The parents’ stress has an effect on the children

Your survey also revealed that when parents are dissatisfied with their family life, the probability of this affecting their children’s health is twice as great as in the case of parents who are satisfied. Are dissatisfied parents making children sick?

We have learned from a lot of other surveys that the health and well-being of children suffers if the parents feel they are under stress. Children sense naturally when their mother or father is under pressure, they feel they have to do something about it or they worry about it. This is why it is also so important to take care of one’s own health, and not just that of the children.
In the large families of yesteryear bringing up children took the form of a community project that was spread over many shoulders. Are these times now gone forever and will parents have to muddle through on their own in future?

We no longer live in such large families and I fear that in retrospect a lot of things have been romanticised. Nevertheless in a large family it was certainly the case that many more resources were available, if the parents for some reason could not look after the children. These days it is often the case that not even the grandparents are there to help, because many families have to move about the country for professional reasons. This is when a local network of social contacts comes into its own. This might involve the neighbours who live in the same building or friends or the parents of other children who go to the same kindergarten or school. The important thing is for the parents to have the feeling that when time is tight or when they are in a hurry, they can call somebody who will take care of the child. It does not always have to be another family member or grandma or granddad.

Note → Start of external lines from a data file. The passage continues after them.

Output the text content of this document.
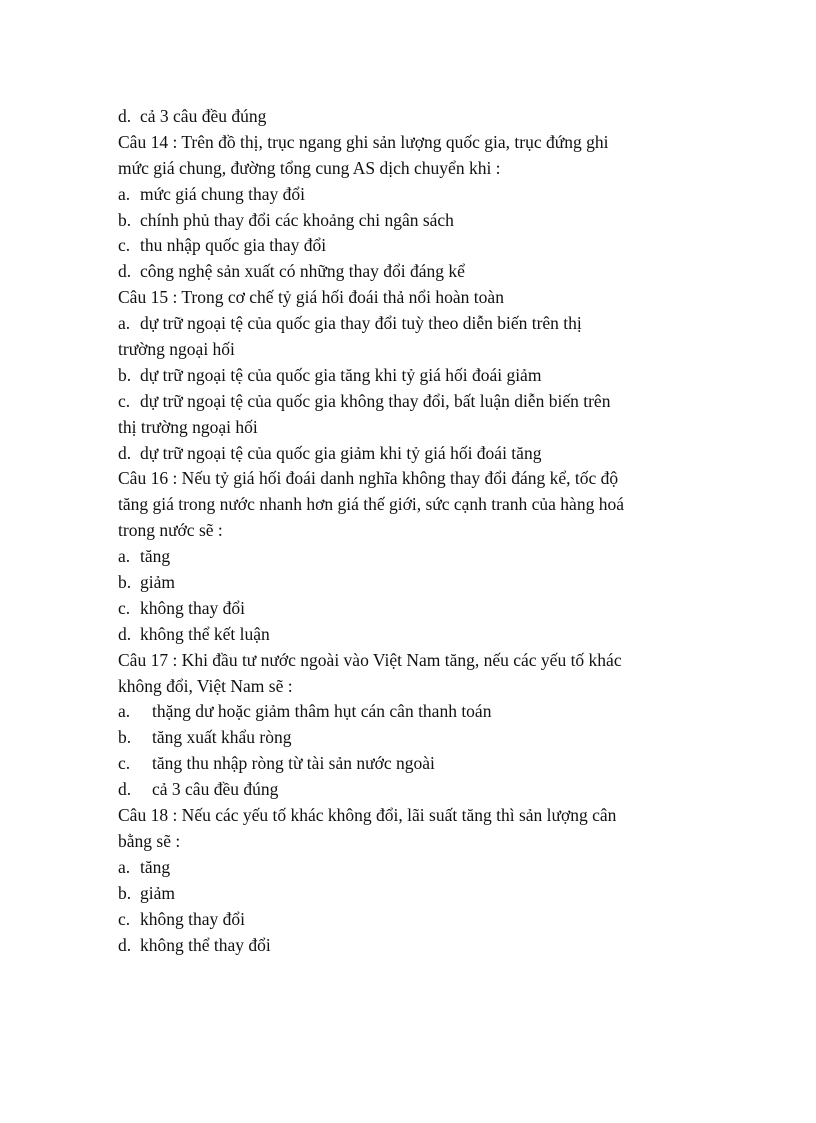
d. cả 3 câu đều đúng
Câu 14 : Trên đồ thị, trục ngang ghi sản lượng quốc gia, trục đứng ghi
mức giá chung, đường tổng cung AS dịch chuyển khi :
a. mức giá chung thay đổi
b. chính phủ thay đổi các khoảng chi ngân sách
c. thu nhập quốc gia thay đổi
d. công nghệ sản xuất có những thay đổi đáng kể
Câu 15 : Trong cơ chế tỷ giá hối đoái thả nổi hoàn toàn
a. dự trữ ngoại tệ của quốc gia thay đổi tuỳ theo diễn biến trên thị
trường ngoại hối
b. dự trữ ngoại tệ của quốc gia tăng khi tỷ giá hối đoái giảm
c. dự trữ ngoại tệ của quốc gia không thay đổi, bất luận diễn biến trên
thị trường ngoại hối
d. dự trữ ngoại tệ của quốc gia giảm khi tỷ giá hối đoái tăng
Câu 16 : Nếu tỷ giá hối đoái danh nghĩa không thay đổi đáng kể, tốc độ
tăng giá trong nước nhanh hơn giá thế giới, sức cạnh tranh của hàng hoá
trong nước sẽ :
a. tăng
b. giảm
c. không thay đổi
d. không thể kết luận
Câu 17 : Khi đầu tư nước ngoài vào Việt Nam tăng, nếu các yếu tố khác
không đổi, Việt Nam sẽ :
a. thặng dư hoặc giảm thâm hụt cán cân thanh toán
b. tăng xuất khẩu ròng
c. tăng thu nhập ròng từ tài sản nước ngoài
d. cả 3 câu đều đúng
Câu 18 : Nếu các yếu tố khác không đổi, lãi suất tăng thì sản lượng cân
bằng sẽ :
a. tăng
b. giảm
c. không thay đổi
d. không thể thay đổi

For the third AOK Family Survey the Sinus Institut interviewed more than 1,503 mothers and fathers in a representative telephone poll. One of the main things the survey focused on was the way parents combine family and work. The two preceding surveys were conducted in 2007 and 2010. The survey was scientifically supported by Ulrike Ravens-Sieberer, professor for health care science, health care psychology and the welfare of children and young people at the Hamburg-Eppendorf University Clinic and Klaus Hurrelmann, professor of Public Health and Education at the Hertie School of Governance in Berlin.